Your doctor may recommend weight-loss medication if:
- Other methods of weight loss haven’t worked for you
- Your body mass index (BMI) is greater than 27 and you also have medical complications of obesity, such as diabetes, high blood pressure or sleep apnea
You need close medical monitoring while taking a prescription weight-loss medication. Also, keep in mind that a weight-loss medication may not work for everyone. If the medication does work, its effects tend to level off after six months of use like any other method of weight loss. You may need to take a weight-loss medication indefinitely. When you stop taking a weight-loss medication, you’re likely to regain much or all of the weight you lost.
In some cases, weight-loss surgery, also called bariatric surgery, is an option. Weight-loss surgery offers the best chance of losing the most weight, but it can pose serious risks. Weight-loss surgery limits the amount of food you’re able to comfortably eat or decreases the absorption of food and calories, or both.
Weight-loss surgery for obesity may be considered if:
- You have extreme obesity, with a body mass index (BMI) of 40 or higher
- Your BMI is 35 to 39.9, and you also have a serious weight-related health problem, such as diabetes or high blood pressure
- You’re committed to making the lifestyle changes that are necessary for surgery to work
Weight-loss surgery can often help you lose as much as 50 percent or more of your excess body weight. But weight-loss surgery isn’t a miracle obesity cure. It doesn’t guarantee that you’ll lose all of your excess weight or that you’ll keep it off long term. Weight-loss success after surgery depends on your commitment to making lifelong changes in your eating and exercise habits.
There are numerous types of weight-loss surgery. Some types cause weight loss by restricting how much your stomach can hold. Others prevent your body from absorbing calories and nutrients. Others are a combination of these two types.
Preventing weight regain after obesity treatment
Unfortunately, it’s common to regain weight no matter what obesity treatment methods you try. But that doesn’t mean your weight-loss efforts are futile.
One of the best ways to prevent regaining the weight you’ve lost is getting regular physical activity. Keep track of your physical activity if it helps you stay motivated and on course. As you lose weight and gain better health, talk to your doctor about what additional activities you might be able to do and, if appropriate, how to give your activity and exercise a boost.

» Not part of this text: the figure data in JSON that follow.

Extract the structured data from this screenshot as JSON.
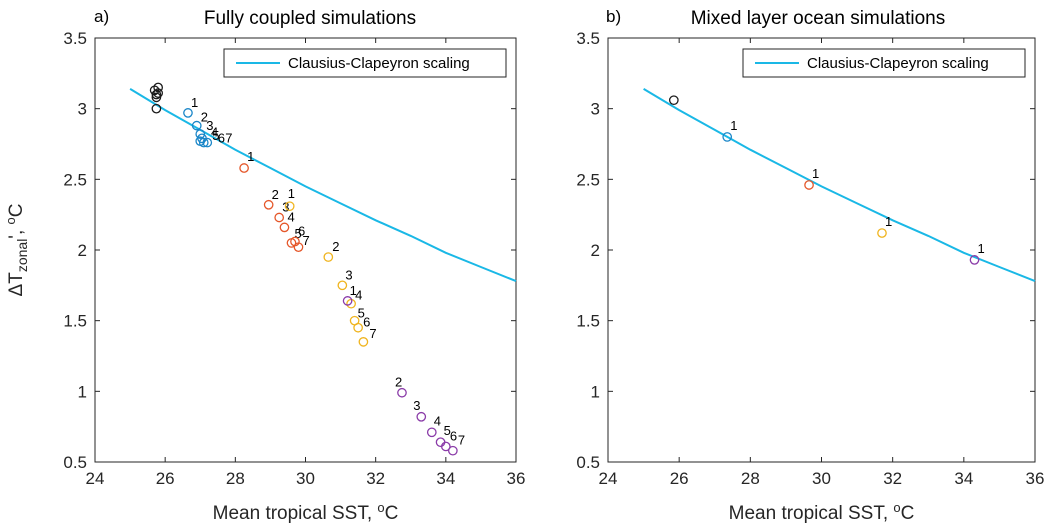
{
  "ylabel": {
    "main": "ΔT",
    "sub": "zonal",
    "tail": "', ",
    "unit_sup": "o",
    "unit": "C"
  },
  "colors": {
    "curve": "#1ab8e6",
    "levels": [
      "#1a1a1a",
      "#1a86c8",
      "#e5572a",
      "#f0b41e",
      "#8a3ba8"
    ]
  },
  "chart_data": [
    {
      "type": "scatter",
      "panel_tag": "a)",
      "title": "Fully coupled simulations",
      "xlabel": "Mean tropical SST, ",
      "xlabel_sup": "o",
      "xlabel_unit": "C",
      "xlim": [
        24,
        36
      ],
      "ylim": [
        0.5,
        3.5
      ],
      "xticks": [
        24,
        26,
        28,
        30,
        32,
        34,
        36
      ],
      "yticks": [
        0.5,
        1,
        1.5,
        2,
        2.5,
        3,
        3.5
      ],
      "grid": false,
      "legend": {
        "position": "top-right",
        "entries": [
          "Clausius-Clapeyron scaling"
        ]
      },
      "curve": {
        "name": "Clausius-Clapeyron scaling",
        "x": [
          25,
          26,
          27,
          28,
          29,
          30,
          31,
          32,
          33,
          34,
          35,
          36
        ],
        "y": [
          3.14,
          2.99,
          2.85,
          2.71,
          2.58,
          2.45,
          2.33,
          2.21,
          2.1,
          1.98,
          1.88,
          1.78
        ]
      },
      "series": [
        {
          "level": 0,
          "points": [
            {
              "x": 25.75,
              "y": 3.1,
              "label": ""
            },
            {
              "x": 25.8,
              "y": 3.15,
              "label": ""
            },
            {
              "x": 25.7,
              "y": 3.13,
              "label": ""
            },
            {
              "x": 25.75,
              "y": 3.08,
              "label": ""
            },
            {
              "x": 25.8,
              "y": 3.11,
              "label": ""
            },
            {
              "x": 25.75,
              "y": 3.0,
              "label": ""
            }
          ]
        },
        {
          "level": 1,
          "points": [
            {
              "x": 26.65,
              "y": 2.97,
              "label": "1"
            },
            {
              "x": 26.9,
              "y": 2.88,
              "label": "2"
            },
            {
              "x": 27.0,
              "y": 2.82,
              "label": "3"
            },
            {
              "x": 27.05,
              "y": 2.79,
              "label": "4"
            },
            {
              "x": 27.0,
              "y": 2.77,
              "label": "5"
            },
            {
              "x": 27.1,
              "y": 2.76,
              "label": "6"
            },
            {
              "x": 27.2,
              "y": 2.76,
              "label": "7"
            }
          ]
        },
        {
          "level": 2,
          "points": [
            {
              "x": 28.25,
              "y": 2.58,
              "label": "1"
            },
            {
              "x": 28.95,
              "y": 2.32,
              "label": "2"
            },
            {
              "x": 29.25,
              "y": 2.23,
              "label": "3"
            },
            {
              "x": 29.4,
              "y": 2.16,
              "label": "4"
            },
            {
              "x": 29.6,
              "y": 2.05,
              "label": "5"
            },
            {
              "x": 29.7,
              "y": 2.06,
              "label": "6"
            },
            {
              "x": 29.8,
              "y": 2.02,
              "label": "7"
            }
          ]
        },
        {
          "level": 3,
          "points": [
            {
              "x": 29.55,
              "y": 2.31,
              "label": "1"
            },
            {
              "x": 30.65,
              "y": 1.95,
              "label": "2"
            },
            {
              "x": 31.05,
              "y": 1.75,
              "label": "3"
            },
            {
              "x": 31.3,
              "y": 1.62,
              "label": "4"
            },
            {
              "x": 31.4,
              "y": 1.5,
              "label": "5"
            },
            {
              "x": 31.5,
              "y": 1.45,
              "label": "6"
            },
            {
              "x": 31.65,
              "y": 1.35,
              "label": "7"
            }
          ]
        },
        {
          "level": 4,
          "points": [
            {
              "x": 31.2,
              "y": 1.64,
              "label": "1"
            },
            {
              "x": 32.75,
              "y": 0.99,
              "label": "2"
            },
            {
              "x": 33.3,
              "y": 0.82,
              "label": "3"
            },
            {
              "x": 33.6,
              "y": 0.71,
              "label": "4"
            },
            {
              "x": 33.85,
              "y": 0.64,
              "label": "5"
            },
            {
              "x": 34.0,
              "y": 0.61,
              "label": "6"
            },
            {
              "x": 34.2,
              "y": 0.58,
              "label": "7"
            }
          ]
        }
      ]
    },
    {
      "type": "scatter",
      "panel_tag": "b)",
      "title": "Mixed layer ocean simulations",
      "xlabel": "Mean tropical SST, ",
      "xlabel_sup": "o",
      "xlabel_unit": "C",
      "xlim": [
        24,
        36
      ],
      "ylim": [
        0.5,
        3.5
      ],
      "xticks": [
        24,
        26,
        28,
        30,
        32,
        34,
        36
      ],
      "yticks": [
        0.5,
        1,
        1.5,
        2,
        2.5,
        3,
        3.5
      ],
      "grid": false,
      "legend": {
        "position": "top-right",
        "entries": [
          "Clausius-Clapeyron scaling"
        ]
      },
      "curve": {
        "name": "Clausius-Clapeyron scaling",
        "x": [
          25,
          26,
          27,
          28,
          29,
          30,
          31,
          32,
          33,
          34,
          35,
          36
        ],
        "y": [
          3.14,
          2.99,
          2.85,
          2.71,
          2.58,
          2.45,
          2.33,
          2.21,
          2.1,
          1.98,
          1.88,
          1.78
        ]
      },
      "series": [
        {
          "level": 0,
          "points": [
            {
              "x": 25.85,
              "y": 3.06,
              "label": ""
            }
          ]
        },
        {
          "level": 1,
          "points": [
            {
              "x": 27.35,
              "y": 2.8,
              "label": "1"
            }
          ]
        },
        {
          "level": 2,
          "points": [
            {
              "x": 29.65,
              "y": 2.46,
              "label": "1"
            }
          ]
        },
        {
          "level": 3,
          "points": [
            {
              "x": 31.7,
              "y": 2.12,
              "label": "1"
            }
          ]
        },
        {
          "level": 4,
          "points": [
            {
              "x": 34.3,
              "y": 1.93,
              "label": "1"
            }
          ]
        }
      ]
    }
  ]
}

You may always have to remain vigilant about your weight. Combining a healthier diet and more activity is the best way to lose weight and keep it off for the long term. If you take weight-loss medications, big chances are to regain weight when you stop taking them. You might even regain weight after weight-loss surgery if you continue to overeat or eat foods laden with fat and calories.
Take your weight loss and weight maintenance one day at a time and surround yourself with supportive resources to help ensure your success. Find a healthier way of living that you can stick with for the long term.